Hallaj tiba-tiba menghasilkan satu.

Seseorang berkata: 'Apel ini memiliki belatung di dalamnya. Bagaimana mungkin buah yang berasal dari surga bisa begitu

penuh?'
Halaj menjelaskan:

'Hanya karena berasal dari surga, buah ini menjadi terpengaruh. Itu awalnya
tidak demikian, tetapi ketika ia memasuki alam ketidaksempurnaan ini, ia secara alami mengambil bagian dari penyakitnya

yang merupakan karakteristik di sini.'71

67 Walbridge,J. (1992) Ilmu Cahaya Mistis: Qutb al-‐Din Shirazi dan Tradisi Illuminationist
dalam Filsafat Islam, Pers Universitas Harvard
68 Ziai,
H. (1998), The Book of Radiance, Mazda Publisher, 84,85
69 Lings,M. (19830,, Apa itu tasawuf?, Akademi Suhail
70 Adel, GH, Elmi, MJ, Taromi-‐Rad, H. (2012), Tasawuf: Entri dari Encyclopedia of the World of
Islam, Pers EWI
71 Syah, I. (1968), Jalan Sufi, Buku Penguin, 278

36
Selanjutnya berkonsentrasi pada koherensi pemikiran sufi dengan filosofi Pada
sinar, menarik untuk dicatat bahwa tradisi Sufi menggabungkan praktik melafalkan kata-kata
dan suara tertentu untuk mencapai hasil yang diinginkan. Dalam Bab 6, yang Al-‐Kindi

mendedikasikan subjek, ia menjelaskan bahwa produksi suara dikombinasikan dengan fakultas

imajinasi dan keinginan dapat menyebabkan keinginan atau keinginan terwujud menjadi

kenyataan.
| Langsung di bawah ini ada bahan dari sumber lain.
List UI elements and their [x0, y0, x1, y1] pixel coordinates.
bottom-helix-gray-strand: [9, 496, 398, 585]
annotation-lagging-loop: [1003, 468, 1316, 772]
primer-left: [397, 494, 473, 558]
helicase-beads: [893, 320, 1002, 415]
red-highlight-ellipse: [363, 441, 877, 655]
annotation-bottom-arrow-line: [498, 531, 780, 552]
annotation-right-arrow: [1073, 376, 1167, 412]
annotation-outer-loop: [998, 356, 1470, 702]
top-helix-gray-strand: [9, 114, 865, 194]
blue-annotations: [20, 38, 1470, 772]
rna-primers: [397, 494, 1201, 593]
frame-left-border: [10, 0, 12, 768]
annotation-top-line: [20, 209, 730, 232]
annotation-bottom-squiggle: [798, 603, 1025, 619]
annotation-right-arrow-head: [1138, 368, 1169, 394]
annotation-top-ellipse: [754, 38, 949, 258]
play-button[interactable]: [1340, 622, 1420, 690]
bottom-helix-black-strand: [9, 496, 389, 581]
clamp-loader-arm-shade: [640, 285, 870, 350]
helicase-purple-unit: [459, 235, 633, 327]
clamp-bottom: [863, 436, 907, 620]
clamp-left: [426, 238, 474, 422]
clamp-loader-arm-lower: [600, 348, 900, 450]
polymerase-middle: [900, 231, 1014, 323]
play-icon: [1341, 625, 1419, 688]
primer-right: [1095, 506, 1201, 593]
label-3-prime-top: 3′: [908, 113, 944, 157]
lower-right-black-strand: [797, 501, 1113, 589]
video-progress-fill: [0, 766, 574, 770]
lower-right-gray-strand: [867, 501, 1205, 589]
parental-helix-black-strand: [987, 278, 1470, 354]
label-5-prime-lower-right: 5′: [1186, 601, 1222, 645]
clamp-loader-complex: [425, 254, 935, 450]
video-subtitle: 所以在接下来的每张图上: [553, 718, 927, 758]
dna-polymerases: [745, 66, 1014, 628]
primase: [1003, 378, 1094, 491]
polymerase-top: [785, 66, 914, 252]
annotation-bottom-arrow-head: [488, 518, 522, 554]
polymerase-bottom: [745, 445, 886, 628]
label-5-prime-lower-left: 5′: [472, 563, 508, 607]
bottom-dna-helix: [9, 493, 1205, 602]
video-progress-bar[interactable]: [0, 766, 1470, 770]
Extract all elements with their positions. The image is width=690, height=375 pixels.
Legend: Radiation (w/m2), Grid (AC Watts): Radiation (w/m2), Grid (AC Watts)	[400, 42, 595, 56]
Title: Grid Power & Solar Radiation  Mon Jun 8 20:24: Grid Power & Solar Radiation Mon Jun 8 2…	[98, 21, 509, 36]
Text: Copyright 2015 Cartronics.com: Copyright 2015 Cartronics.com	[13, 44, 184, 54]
Penulis Idries Shah menjelaskan prinsip serupa dalam menjelaskan penggunaan

Dzikir (doa ritual mistik Islam) dalam praktik Sufi:

'Dzikir umumnya diucapkan pada saat-saat kegelapan. Ketika hasil supernatural yang diinginkan, dzikir

harus memikirkan beberapa aspek dari kekuatan Ilahi yang bersekutu dengan efek yang akan dicapai. Jadi,

ketika seorang sufi ingin menyembuhkan penyakit, ia mempersiapkan dirinya dengan mengulangi a

dzikir yang terdiri dari Nama Tuhan yang berarti kesembuhan. Dengan ini berarti sufi bermaksud untuk

mengumpulkan dalam pikirannya potensi kekuatan mental yang luar biasa yang terkait dengan penyembuhan. Ini

dia proyeksikan ke arah objek penyebutannya, pada saat yang sama berkonsentrasi pada

hasil yang diinginkan'72

Mengenai Mistisisme Islam dalam hal yang lebih

luas, ada bahasa Arab Abad Pertengahan lainnya

sumber yang membahas tidak hanya


kinerja magis kata-kata dan doa, tetapi juga
astrologi, geomansi, dan bentuk lain dari
ramalan. Grimoire terkenal dari jenis ini
adalah abad ke-13Syams al-Ma'arif atau 'The
Kitab Matahari Gnosis dan Kehalusan Hal-
Hal yang Ditinggikan' oleh pesulap Al-Buni,
di mana ia menyajikan teori kotak ajaib73
(susunan angka dan huruf menjadi kotak,
diyakini memiliki
kekuatan magis). Volume penting lainnya adalah

Kitab al-‐Bulhan atau 'The Buku Keajaiban',


sebuah manuskrip abad ke-14 yang disusun oleh
Gambar 6: Tanda Kanker di
Abd al-Hasan Al-Isfahani yang menggambarkan setiap Kitab al-‐Bulhan

72 Syah, I. (1956), Sihir Timur, Oktagon Tekan, 69


73 Cosman, MP, Jones, LG (2009), Buku Pegangan Kehidupan di Dunia Abad Pertengahan, Set 3-‐Volume,
Volume 1-3, Penerbitan Infobase, 461

37
dari tanda-tanda zodiak74 (sebuah ilustrasi dari tanda Kanker (al-‐Saratān) dari mana adalah

ditunjukkan pada Gambar 6) dan menampilkan wacana astrologi, astronomi, dan geomantik75.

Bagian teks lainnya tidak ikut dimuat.